Als Spitzenkandidaten nominierten die Genossen den jetzigen Fraktionsvorsitzenden Pascal Fuckerieder, gefolgt von der Jurastudentin Lea Paetzold auf Platz zwei, dem "Urgestein" und stellvertretenden BA-Vorsitzenden Friedrich Schneller auf Platz drei, der Pfarrgemeinderätin von Maria Himmelfahrt Annette Voss auf Platz vier, dem Ortsvereinsvorsitzenden Christoph Unrath auf Platz fünf und der langjährigen Schriftführerin Christa Beenken auf Platz sechs. Verzichten müssen sie allerdings auf ihr langjähriges Mitglied Christiane Schenk, Beauftragte gegen Rechtsextremismus sowie Vorsitzende des Unterausschusses "Familie, Bildung und Soziales". Sie ist auf der Liste nicht mehr zu finden.

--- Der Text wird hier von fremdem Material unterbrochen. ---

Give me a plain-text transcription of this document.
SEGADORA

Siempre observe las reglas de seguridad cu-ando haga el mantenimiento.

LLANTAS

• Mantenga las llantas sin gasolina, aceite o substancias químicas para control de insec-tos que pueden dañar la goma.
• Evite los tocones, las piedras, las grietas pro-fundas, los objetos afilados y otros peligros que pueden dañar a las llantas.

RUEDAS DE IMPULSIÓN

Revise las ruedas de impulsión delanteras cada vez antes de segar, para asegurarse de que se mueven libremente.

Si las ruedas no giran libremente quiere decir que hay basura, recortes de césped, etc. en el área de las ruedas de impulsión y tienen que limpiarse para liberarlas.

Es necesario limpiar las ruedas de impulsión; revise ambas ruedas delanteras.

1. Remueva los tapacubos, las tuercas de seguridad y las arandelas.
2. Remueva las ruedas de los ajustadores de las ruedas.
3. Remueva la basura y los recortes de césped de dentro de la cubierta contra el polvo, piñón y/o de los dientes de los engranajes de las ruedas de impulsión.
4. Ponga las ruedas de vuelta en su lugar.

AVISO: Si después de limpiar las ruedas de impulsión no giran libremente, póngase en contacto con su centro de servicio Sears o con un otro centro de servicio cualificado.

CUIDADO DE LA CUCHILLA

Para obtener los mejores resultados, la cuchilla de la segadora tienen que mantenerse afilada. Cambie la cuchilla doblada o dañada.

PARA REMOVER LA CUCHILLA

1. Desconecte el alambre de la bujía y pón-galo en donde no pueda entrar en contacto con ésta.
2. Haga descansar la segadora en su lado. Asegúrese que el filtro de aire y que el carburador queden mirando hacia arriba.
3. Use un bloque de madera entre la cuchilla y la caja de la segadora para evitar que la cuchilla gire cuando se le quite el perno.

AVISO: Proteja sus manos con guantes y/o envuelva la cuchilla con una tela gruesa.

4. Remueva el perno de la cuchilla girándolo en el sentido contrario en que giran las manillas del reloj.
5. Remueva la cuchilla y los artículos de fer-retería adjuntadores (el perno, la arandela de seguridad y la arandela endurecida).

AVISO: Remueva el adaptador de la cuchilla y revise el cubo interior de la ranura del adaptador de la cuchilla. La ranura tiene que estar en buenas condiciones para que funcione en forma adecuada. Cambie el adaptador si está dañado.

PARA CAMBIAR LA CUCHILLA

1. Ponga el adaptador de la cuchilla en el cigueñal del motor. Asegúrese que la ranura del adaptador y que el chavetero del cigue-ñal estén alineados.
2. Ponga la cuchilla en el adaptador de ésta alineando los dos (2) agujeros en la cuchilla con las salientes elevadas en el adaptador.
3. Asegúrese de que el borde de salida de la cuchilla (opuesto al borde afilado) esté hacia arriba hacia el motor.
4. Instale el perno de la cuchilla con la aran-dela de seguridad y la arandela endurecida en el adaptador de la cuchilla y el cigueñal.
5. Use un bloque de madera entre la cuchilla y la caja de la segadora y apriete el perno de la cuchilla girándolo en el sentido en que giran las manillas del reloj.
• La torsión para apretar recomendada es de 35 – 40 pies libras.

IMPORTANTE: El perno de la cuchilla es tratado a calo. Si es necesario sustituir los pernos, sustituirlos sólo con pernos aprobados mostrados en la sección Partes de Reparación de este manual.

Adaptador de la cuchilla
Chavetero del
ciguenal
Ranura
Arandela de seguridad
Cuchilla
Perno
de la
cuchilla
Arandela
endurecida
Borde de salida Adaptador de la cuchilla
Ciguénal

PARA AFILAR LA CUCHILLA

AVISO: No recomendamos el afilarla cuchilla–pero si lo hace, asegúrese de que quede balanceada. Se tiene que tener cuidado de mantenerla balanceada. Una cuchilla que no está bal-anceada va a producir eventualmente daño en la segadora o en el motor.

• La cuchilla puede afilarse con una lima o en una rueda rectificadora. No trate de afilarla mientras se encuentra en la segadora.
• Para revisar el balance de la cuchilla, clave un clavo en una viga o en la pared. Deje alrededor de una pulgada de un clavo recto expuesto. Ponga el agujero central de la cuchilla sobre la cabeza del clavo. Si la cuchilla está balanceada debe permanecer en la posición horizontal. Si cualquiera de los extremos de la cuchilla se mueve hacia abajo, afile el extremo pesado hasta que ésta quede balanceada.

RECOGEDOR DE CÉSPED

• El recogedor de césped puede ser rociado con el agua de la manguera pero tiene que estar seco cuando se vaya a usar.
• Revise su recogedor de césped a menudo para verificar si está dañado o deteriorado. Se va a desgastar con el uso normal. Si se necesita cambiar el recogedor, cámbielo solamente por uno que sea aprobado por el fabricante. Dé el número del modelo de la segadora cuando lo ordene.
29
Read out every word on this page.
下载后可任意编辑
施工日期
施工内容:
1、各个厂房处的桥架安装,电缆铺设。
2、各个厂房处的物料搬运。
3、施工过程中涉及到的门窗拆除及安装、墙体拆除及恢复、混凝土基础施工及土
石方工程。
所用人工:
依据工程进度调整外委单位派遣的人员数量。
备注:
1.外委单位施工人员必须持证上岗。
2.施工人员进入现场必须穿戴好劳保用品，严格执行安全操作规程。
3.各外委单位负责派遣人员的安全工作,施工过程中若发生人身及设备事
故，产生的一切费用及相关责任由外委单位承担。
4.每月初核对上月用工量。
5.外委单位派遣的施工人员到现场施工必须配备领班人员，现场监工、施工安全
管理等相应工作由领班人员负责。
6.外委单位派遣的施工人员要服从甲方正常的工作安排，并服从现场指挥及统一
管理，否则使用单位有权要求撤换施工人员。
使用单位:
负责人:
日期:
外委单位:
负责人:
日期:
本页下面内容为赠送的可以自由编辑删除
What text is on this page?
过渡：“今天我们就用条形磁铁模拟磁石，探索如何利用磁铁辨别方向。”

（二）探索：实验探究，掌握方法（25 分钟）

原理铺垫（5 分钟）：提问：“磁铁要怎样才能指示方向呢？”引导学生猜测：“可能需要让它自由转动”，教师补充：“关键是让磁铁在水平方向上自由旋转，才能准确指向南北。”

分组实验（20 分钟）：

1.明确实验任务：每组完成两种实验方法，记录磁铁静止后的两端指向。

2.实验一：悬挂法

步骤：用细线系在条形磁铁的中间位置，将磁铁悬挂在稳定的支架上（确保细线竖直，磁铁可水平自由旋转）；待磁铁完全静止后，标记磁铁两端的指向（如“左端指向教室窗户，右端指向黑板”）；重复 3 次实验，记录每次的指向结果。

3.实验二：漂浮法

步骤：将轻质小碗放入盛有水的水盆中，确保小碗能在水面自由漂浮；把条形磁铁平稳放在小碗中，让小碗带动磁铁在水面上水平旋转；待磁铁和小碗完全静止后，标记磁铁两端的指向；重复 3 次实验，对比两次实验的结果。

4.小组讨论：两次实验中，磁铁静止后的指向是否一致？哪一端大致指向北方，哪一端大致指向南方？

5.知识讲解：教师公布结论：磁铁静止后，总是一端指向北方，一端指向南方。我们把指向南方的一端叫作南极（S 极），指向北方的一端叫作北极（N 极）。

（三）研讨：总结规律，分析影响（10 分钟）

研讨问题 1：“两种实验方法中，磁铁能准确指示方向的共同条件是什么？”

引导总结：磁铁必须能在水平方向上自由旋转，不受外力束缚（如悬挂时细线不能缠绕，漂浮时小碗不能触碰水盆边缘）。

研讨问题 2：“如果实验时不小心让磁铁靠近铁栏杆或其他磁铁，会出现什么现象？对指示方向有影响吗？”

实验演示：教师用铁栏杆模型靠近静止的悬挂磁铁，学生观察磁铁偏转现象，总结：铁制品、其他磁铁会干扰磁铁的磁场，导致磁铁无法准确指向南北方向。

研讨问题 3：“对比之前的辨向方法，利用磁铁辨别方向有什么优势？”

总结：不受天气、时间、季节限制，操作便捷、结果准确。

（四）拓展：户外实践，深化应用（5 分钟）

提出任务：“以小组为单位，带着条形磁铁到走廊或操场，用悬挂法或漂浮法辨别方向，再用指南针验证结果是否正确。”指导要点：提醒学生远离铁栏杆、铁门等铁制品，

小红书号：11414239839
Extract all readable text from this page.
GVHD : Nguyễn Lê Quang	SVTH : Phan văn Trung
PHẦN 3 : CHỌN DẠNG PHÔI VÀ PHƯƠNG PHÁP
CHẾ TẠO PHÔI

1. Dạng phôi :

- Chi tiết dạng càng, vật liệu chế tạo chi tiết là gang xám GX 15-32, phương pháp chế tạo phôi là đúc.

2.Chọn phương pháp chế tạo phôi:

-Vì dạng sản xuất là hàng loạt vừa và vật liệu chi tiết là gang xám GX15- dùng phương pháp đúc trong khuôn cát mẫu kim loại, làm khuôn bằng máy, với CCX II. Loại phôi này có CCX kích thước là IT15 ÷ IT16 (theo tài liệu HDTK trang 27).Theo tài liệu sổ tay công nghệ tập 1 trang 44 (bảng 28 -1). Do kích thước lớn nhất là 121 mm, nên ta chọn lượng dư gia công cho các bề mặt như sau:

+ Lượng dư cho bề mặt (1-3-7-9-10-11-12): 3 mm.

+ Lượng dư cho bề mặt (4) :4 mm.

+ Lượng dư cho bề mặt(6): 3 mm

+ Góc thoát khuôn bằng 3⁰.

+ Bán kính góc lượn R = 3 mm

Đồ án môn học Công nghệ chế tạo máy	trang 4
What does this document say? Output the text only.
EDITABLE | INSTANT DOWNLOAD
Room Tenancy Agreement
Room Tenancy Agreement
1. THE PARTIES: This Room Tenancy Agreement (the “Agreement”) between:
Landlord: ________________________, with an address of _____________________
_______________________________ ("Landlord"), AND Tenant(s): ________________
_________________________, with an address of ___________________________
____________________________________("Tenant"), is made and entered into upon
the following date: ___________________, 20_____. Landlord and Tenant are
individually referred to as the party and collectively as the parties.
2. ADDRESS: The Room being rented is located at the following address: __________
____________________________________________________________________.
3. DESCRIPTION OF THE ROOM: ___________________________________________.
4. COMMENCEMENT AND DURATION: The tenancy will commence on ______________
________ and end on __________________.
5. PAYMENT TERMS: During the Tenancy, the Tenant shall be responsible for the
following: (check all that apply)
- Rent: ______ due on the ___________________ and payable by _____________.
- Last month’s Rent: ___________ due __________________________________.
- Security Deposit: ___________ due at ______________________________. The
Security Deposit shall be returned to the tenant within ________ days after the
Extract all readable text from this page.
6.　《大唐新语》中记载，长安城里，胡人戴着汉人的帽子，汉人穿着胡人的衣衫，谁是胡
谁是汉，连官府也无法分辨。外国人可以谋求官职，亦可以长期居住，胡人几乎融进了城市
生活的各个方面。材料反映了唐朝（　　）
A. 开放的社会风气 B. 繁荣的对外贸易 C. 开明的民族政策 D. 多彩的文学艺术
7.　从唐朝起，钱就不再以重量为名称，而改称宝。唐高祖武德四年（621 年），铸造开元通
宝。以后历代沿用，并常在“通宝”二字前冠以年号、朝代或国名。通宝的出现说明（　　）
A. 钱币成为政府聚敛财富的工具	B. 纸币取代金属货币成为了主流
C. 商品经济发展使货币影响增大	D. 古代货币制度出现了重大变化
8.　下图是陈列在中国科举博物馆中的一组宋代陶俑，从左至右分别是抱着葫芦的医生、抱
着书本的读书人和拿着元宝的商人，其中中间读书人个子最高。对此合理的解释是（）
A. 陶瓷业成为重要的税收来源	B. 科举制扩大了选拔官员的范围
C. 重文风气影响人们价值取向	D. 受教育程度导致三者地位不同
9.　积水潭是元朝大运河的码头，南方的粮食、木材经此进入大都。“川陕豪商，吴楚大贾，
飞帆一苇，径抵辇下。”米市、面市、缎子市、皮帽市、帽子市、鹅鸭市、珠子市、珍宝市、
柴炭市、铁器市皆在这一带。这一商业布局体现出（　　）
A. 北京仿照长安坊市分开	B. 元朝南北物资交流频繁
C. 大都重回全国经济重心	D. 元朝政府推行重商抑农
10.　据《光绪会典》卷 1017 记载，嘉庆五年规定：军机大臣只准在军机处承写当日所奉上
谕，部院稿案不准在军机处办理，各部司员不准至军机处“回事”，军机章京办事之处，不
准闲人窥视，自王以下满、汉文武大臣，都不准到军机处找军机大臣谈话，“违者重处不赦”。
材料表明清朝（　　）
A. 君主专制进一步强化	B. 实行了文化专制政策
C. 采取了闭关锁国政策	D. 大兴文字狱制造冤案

Fuckerieder hat in den vergangenen Jahren den Unterausschuss Verkehr geleitet und arbeitet hauptberuflich im IT-Bereich der Stadtwerke München (SWM). Paetzold ist im Stadtbezirk aufgewachsen und soll die Jugend vertreten. Und Schneller ist bereits seit 38 Jahren im Bezirksausschuss. Voss bringt als parlamentarische Beraterin für Bildung und Kultus in der Bayern-SPD ebenfalls Politikerfahrung mit. Unrath kennt als Anwalt für Migrationsrecht die Probleme von Aus- und Inländern und Beenken will ihre Erfahrung aus 18 Jahren Ortsvereinsarbeit ebenfalls einbringen. Das amtierende BA-Mitglied Alexander Schulz, der ebenfalls für die Jugend steht, kandidiert nurmehr auf dem letzten Listenplatz 17. Als erfahren dürfte auch Wiederkehrerin Heidemarie Köstler (Platz zehn) gelten. Zwölf Jahre war sie im BA und bis 2008 im Münchner Stadtrat.

Auch alle anderen Kandidatinnen und Kandidaten der Liste seien auf verschiedenen Ebenen aktiv, ehrenamtlich engagiert und verträten alle Altersgruppen, heißt es seitens der SPD weiter. Bislang ist sie mit vier Mandaten zweitstärkste Fraktion nach der CSU.